À n’en pas douter, la collaboration est un domaine d’intérêt pour le futur. Mais pour cette version, nous nous sommes attachés à monter la barre pour les gestionnaires personnels de tâches, et nous pensons que de nombreux utilisateurs de Wunderlist pourront trouver leur compte dans les nouvelles applications. Mais je ne crois pas que tous les utilisateurs de Wunderlist l’utilisaient pour les fonctions de collaboration. Je crois que beaucoup de gens l’utilisaient simplement parce qu’il était gratuit.

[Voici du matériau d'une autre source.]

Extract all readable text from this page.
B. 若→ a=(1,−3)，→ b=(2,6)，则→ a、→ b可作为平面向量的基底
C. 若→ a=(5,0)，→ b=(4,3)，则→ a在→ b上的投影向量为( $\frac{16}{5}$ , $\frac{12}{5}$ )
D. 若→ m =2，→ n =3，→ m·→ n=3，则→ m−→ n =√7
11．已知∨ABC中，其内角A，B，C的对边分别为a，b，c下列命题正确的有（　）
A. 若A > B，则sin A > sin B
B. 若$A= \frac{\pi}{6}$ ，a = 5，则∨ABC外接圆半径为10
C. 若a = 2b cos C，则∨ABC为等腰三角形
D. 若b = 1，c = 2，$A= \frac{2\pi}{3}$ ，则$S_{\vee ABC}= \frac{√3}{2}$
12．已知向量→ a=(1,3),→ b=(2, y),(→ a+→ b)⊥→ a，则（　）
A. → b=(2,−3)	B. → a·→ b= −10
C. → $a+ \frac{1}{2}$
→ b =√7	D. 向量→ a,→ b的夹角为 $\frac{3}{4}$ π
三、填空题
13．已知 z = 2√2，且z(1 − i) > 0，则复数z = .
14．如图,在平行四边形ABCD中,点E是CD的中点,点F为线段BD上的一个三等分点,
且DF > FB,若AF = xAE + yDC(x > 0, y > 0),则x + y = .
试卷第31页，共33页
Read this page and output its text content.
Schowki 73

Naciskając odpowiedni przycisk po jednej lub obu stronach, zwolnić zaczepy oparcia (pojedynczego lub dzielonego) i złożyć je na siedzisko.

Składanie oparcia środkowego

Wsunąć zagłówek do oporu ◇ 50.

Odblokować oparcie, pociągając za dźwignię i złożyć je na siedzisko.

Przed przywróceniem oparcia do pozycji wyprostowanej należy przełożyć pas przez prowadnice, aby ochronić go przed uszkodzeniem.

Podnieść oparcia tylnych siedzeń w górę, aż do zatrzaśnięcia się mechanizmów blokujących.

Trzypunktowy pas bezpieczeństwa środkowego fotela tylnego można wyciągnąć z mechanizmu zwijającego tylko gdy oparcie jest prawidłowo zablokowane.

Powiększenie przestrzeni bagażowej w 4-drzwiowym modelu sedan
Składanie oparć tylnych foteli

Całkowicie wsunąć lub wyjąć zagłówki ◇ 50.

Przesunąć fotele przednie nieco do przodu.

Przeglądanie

S’ils ont besoin d’une application simple pour partager des listes, par exemple pour coordonner les courses avec leur conjoint, ils peuvent utiliser Rappels [NdR : l’application intégrée à macOS et iOS intègre un système de partage de listes avec iCloud].
Est-ce que vous comptez ajouter un mode nuit aux différentes versions ?
Ce n’est pas prévu pour le moment, mais ce n’est pas exclu non plus.
Vous avez complètement réécrit les applications. Est-ce que vous avez pris le train Swift, ou est-ce encore trop tôt ?
La réécriture a commencé un peu avant que Swift ne soit disponible, donc notre base de code est toujours en Objective-C. Cela étant dit, nous aimons vraiment ce qu’Apple fait avec Swift, et prévoyons de migrer progressivement [d’Objective-C à Swift].
L’application iPad est toujours séparée de l’application iPhone. Pourquoi privilégiez-vous cette approche à celle de l’application universelle ?
Nous voulons satisfaire les utilisateurs qui n’ont qu’un iPhone, et il y en a beaucoup. Si nous passions à une application universelle, son prix devrait être nettement supérieur pour compenser la perte des ventes pour iPad, et cela freinerait le développement [de Things]. Tel que nous le voyons, Things vaut 80 dollars, mais vous pouvez acheter seulement les versions qu’il vous faut. […]
Beaucoup d’éditeurs sont passés à un modèle freemium ou à un système d’abonnement, mais vous continuez à faire payer vos applications. Pourquoi ?
Les systèmes d’abonnement sont indubitablement intéressants, mais nous savons que beaucoup d’utilisateurs y sont opposés. Il y a peut-être un moyen de combiner le meilleur des deux mondes, mais pour le moment, nous avons décidé de poursuivre avec le modèle économique « classique ».
Dans la même veine : beaucoup d’éditeurs ont décidé de quitter le Mac App Store, mais pas vous. Pourquoi ?
Les développeurs quittent principalement le Mac App Store parce qu’une fonction au cœur de leur application est affectée ou entravée par les règles de la boutique. Ce n’est pas le cas de Things, donc nous n’avons aucune raison de partir. Nous avons même décidé de distribuer la version macOS uniquement sur le Mac App Store, car c’est une manière bien plus efficace de vendre des applications et de distribuer des mises à jour.
Things pour macOS est proposée à 49,99 dollars, Things pour iPad à 19,99 dollars, et Things pour iPhone avec un module Apple Watch à 9,99 dollars. Cultured Code propose une réduction de 20 % jusqu’au 25 mai, et une version de démonstration de la version macOS sur son site.
Entretien réalisé en anglais le 11 mai 2017, réponses traduites par nos soins.